When I taught in the traditional classroom I would save ten minutes of class time for an activity I called “Current Perspectives.” Surprisingly, students would arrive to my classroom twenty minutes early to debate hot topics. These topics ranged from themes about relational challenges, ethical dilemmas, communication conflict, and case scenarios of current events. “What is the purpose of giving a speech if you are not committed to it?”, I would ask. This can be the same rationale when viewing the contentment we may or may not have in our lives. Why stay in levels of stagnation if there is no fulfillment in completing the task at hand? This is not to be confused with having discipline to complete particular functions of a job. Today I was working on my forthcoming book, Tomorrow Can’t Wait, and realized the prevalence of truth that needs to be expressed through finding our life meaning in the essence of all activities we partake in on a personal and professional level.

In an earlier blog post I highlighted the role that Abraham Maslow had in coining the ideas of self-actualization. With this in mind, we all will need to have cornerstone moments to continually propel us forward. Edward Hoffman, Susan Keneshiro and William Compton discussed the importance of using life milestones to transcend into more purposeful introspection.

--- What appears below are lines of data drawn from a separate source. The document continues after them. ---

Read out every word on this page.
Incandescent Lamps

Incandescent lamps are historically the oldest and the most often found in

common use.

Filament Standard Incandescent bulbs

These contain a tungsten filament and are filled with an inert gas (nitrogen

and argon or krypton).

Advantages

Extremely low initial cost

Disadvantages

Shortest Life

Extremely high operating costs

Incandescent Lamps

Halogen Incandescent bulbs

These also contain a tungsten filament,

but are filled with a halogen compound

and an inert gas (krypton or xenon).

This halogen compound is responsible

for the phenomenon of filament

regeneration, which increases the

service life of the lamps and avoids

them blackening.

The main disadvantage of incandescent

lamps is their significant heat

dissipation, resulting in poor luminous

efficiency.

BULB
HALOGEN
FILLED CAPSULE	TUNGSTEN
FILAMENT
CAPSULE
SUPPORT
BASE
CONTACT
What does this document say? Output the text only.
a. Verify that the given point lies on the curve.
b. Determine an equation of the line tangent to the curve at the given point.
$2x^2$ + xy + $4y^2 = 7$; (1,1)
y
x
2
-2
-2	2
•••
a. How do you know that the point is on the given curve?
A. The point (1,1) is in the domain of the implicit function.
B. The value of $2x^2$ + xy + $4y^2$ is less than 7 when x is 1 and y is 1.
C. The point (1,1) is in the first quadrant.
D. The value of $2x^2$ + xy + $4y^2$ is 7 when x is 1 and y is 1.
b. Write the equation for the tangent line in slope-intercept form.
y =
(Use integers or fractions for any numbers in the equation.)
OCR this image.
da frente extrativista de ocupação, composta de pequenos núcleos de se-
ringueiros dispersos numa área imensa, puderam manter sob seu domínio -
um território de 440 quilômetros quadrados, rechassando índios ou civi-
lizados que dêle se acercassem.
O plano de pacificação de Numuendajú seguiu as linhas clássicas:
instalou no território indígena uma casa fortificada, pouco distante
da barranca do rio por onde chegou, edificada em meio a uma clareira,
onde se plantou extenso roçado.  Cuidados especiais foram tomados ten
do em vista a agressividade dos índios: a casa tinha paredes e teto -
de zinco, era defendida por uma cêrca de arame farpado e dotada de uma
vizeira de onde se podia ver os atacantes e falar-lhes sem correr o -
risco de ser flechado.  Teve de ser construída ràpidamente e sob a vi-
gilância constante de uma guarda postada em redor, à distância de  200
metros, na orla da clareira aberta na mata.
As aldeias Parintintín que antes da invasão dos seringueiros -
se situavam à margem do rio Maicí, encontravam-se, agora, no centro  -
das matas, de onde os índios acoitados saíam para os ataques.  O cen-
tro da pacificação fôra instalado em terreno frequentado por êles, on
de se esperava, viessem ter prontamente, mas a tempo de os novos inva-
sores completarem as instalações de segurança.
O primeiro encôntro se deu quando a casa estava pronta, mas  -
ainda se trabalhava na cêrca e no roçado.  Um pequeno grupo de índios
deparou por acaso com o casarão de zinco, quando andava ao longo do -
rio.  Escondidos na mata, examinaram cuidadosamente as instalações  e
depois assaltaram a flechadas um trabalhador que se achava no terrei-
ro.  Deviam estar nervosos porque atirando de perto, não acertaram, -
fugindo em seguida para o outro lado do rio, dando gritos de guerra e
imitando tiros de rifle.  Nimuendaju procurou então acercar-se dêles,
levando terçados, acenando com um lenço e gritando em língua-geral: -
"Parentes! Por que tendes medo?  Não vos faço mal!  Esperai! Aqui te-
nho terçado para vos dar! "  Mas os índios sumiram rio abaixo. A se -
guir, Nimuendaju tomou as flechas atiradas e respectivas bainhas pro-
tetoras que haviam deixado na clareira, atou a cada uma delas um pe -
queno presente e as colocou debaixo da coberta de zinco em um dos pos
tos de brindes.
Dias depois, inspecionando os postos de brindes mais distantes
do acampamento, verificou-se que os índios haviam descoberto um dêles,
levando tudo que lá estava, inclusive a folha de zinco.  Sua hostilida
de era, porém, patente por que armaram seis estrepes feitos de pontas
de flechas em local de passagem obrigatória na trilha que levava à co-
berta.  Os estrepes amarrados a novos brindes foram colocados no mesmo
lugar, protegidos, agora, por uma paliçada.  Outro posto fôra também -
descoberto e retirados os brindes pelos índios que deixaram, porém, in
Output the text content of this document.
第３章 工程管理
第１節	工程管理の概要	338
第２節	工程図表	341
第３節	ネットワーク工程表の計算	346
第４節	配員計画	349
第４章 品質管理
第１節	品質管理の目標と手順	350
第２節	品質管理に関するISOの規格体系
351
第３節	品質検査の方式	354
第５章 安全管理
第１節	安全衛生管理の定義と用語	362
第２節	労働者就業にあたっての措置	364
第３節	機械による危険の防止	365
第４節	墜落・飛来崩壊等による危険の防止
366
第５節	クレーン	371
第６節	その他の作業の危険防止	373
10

In the article entitled, “Peak-Experiences Among Americans in Midlife,” the authors discuss the need for meaningful engagement.

In addition to this, Hoffman, Keneshiro and Compton, mentioned the usefulness of nostalgic moments. An illustration of this was explained by mentioning the impact that travel could have in building the propensity within individuals to create new goals. The idea that one can gain new perspective from experiences of travel is noteworthy.

 I still remember traveling to Gabon (Central Africa) and realizing how timid the vast waters made me feel. There was so much to take in. The air, the scent, the trees, fish, the calm forests and natural sounds of birds, bees, mosquitos (I had a lot of repellent) and culture. My awakening was the beauty of the world. In that moment I realized the beauty and possibilities of exploration. In addition to this, everything was in French. The ads, television commercials, restaurant menus, and signs for pedestrians. It is one thing to learn this from a book, but another experience to live in the culture of an extended period of time.

The sun was so warm that it caressed me to sleep in the day time. I can remember having lunch with family and falling asleep at the table as though it were ten pm! What consolation the sun and water brought to me. Interestingly, it also was the first time I realized how American I really was.  After the second week I wanted to yell, “Speak to me in English!”  Culture shock had definitely set in. I began to forget the textbook vernacular for staying diplomatic in my shock of being so far from home.

With time I allowed, “Bonjour,” to roll off of my tongue in greeting friends and family as though the following sentences would be as fluent. I would peer into the eyes of the French speaking community and hope that my non-verbal gestures would indicate warmth, awareness and familiarity of the human experience.